Early 3M Computer Tape Type Numbers

Paul Koning paulkoning at comcast.net
Fri Jun 26 13:44:03 CDT 2020



> On Jun 26, 2020, at 1:46 PM, Tom Gardner <t.gardner at computer.org> wrote:
> 
> Paul
> 
> Thanks, I had found this ad a while ago but thought it was ¼-inch.  Upon careful reading all the notes I found, "Errors per roll based on recording 7 tracks on rolls ½" x 2500'. "
> 
> It looks like 3M may have called their computer tapes "Instrumentation" tape until the late 60s
> 
> Tom

"Instrumentation tape" sounds like a reference to instrumentation recorders, which were devices used to record N channels of analog data.  Typically this was done by FM-modulating that data for the actual recording process.  I've seen references to heads for such machines in widths from 1/4 inch to 2 inches depending on the number of channels needed.  I believe instrumentation tape was usually supplied on reels that look like professional audio tape reels -- metal flanged reels with hubs somewhat larger than a standard computer tape hub, with 3 small notches.

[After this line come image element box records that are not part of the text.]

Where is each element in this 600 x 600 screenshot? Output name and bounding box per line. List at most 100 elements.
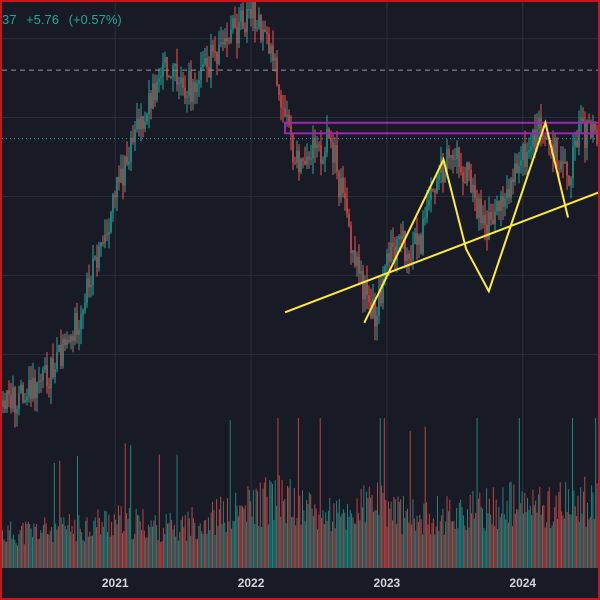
- volume-bar: [452, 521, 453, 568]
- volume-bar: [281, 479, 283, 568]
- candle-body: [502, 196, 504, 207]
- candle-body: [364, 280, 366, 300]
- candle-body: [192, 82, 194, 102]
- volume-bar: [464, 525, 466, 568]
- drawings[interactable]: [284, 119, 600, 324]
- candle-body: [520, 160, 522, 166]
- candle-body: [244, 28, 246, 33]
- candle-body: [330, 138, 332, 143]
- volume-bar: [561, 511, 563, 568]
- volume-bar: [475, 512, 477, 568]
- volume-bar: [112, 535, 114, 568]
- volume-bar: [276, 505, 278, 568]
- volume-bar: [98, 518, 100, 568]
- candle-body: [516, 163, 518, 173]
- candle-body: [514, 163, 516, 183]
- volume-bar: [287, 485, 288, 568]
- candle-body: [158, 77, 160, 82]
- volume-bar: [132, 538, 134, 568]
- volume-bar: [57, 526, 59, 568]
- volume-bar: [431, 522, 433, 568]
- candle-body: [490, 212, 492, 220]
- volume-bar: [194, 522, 196, 568]
- candle-body: [488, 212, 490, 239]
- candle-body: [268, 33, 270, 54]
- volume-bar: [180, 519, 182, 568]
- volume-bar: [337, 512, 339, 568]
- candle-body: [590, 121, 592, 138]
- volume-bar: [505, 519, 507, 568]
- volume-bar: [417, 521, 419, 568]
- candle-body: [298, 150, 300, 173]
- volume-bar: [128, 508, 130, 568]
- candle-body: [382, 278, 384, 304]
- volume-bar: [177, 540, 179, 568]
- volume-bar: [205, 519, 207, 568]
- volume-bar: [531, 515, 533, 568]
- candle-body: [220, 42, 222, 45]
- volume-bar: [70, 531, 72, 568]
- candle-body: [546, 137, 548, 140]
- volume-bar: [582, 491, 584, 568]
- candle-body: [248, 8, 250, 10]
- candle-body: [264, 29, 266, 33]
- volume-bar: [518, 418, 520, 568]
- volume-bar: [285, 522, 287, 568]
- time-axis[interactable]: [2, 568, 598, 598]
- price-change-percent: (+0.57%): [68, 12, 122, 27]
- candle-body: [18, 393, 20, 409]
- volume-bar: [23, 544, 25, 568]
- volume-bar: [321, 517, 323, 568]
- candle-body: [504, 198, 506, 207]
- volume-bar: [462, 515, 464, 568]
- candle-body: [304, 160, 306, 165]
- candle-body: [486, 224, 488, 239]
- volume-bar: [319, 418, 321, 568]
- candle-body: [494, 211, 496, 224]
- candle-body: [238, 21, 240, 44]
- candle-body: [476, 197, 478, 218]
- candle-body: [104, 234, 106, 244]
- volume-bar: [535, 500, 537, 568]
- candle-body: [4, 400, 6, 409]
- volume-bar: [405, 510, 407, 568]
- volume-bar: [218, 509, 220, 568]
- volume-bar: [585, 526, 587, 568]
- candle-body: [190, 70, 192, 102]
- candle-body: [418, 235, 420, 246]
- volume-bar: [383, 418, 385, 568]
- volume-bar: [246, 521, 248, 568]
- candle-body: [534, 129, 536, 150]
- candle-body: [510, 178, 512, 198]
- volume-bar: [392, 520, 393, 568]
- volume-bar: [11, 538, 13, 568]
- volume-bar: [184, 515, 186, 568]
- volume-bar: [203, 520, 205, 568]
- volume-bar: [297, 418, 299, 568]
- volume-bar: [280, 516, 282, 568]
- candle-body: [6, 390, 8, 409]
- candle-body: [204, 58, 206, 65]
- candle-body: [426, 205, 428, 218]
- candle-body: [148, 92, 150, 115]
- volume-bar: [506, 500, 508, 568]
- volume-bar: [209, 530, 211, 568]
- volume-bar: [570, 514, 572, 568]
- volume-bar: [2, 530, 3, 568]
- volume-bar: [64, 526, 66, 568]
- candle-body: [266, 32, 268, 34]
- volume-bar: [389, 508, 391, 568]
- volume-bar: [524, 492, 526, 568]
- candle-body: [556, 138, 558, 169]
- volume-bar: [595, 418, 597, 568]
- volume-bar: [87, 536, 89, 568]
- volume-bar: [235, 492, 237, 568]
- volume-bar: [143, 530, 145, 568]
- candle-body: [568, 175, 570, 186]
- candle-body: [580, 118, 582, 121]
- volume-bar: [371, 495, 373, 568]
- volume-bar: [554, 507, 556, 568]
- candle-body: [24, 399, 26, 402]
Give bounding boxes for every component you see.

Some early computers used tape like that for data recording; for example, the Electrologica X1 used 1/2 inch instrumentation tape reels, recording data at 400 DPI (NRZI I think) in 10 (!) tracks.  Those were vaguely like DECtape -- random access rewritable blocks -- but with variable rather than fixed length blocks. 

Recovering data from such reels is an interesting problem today.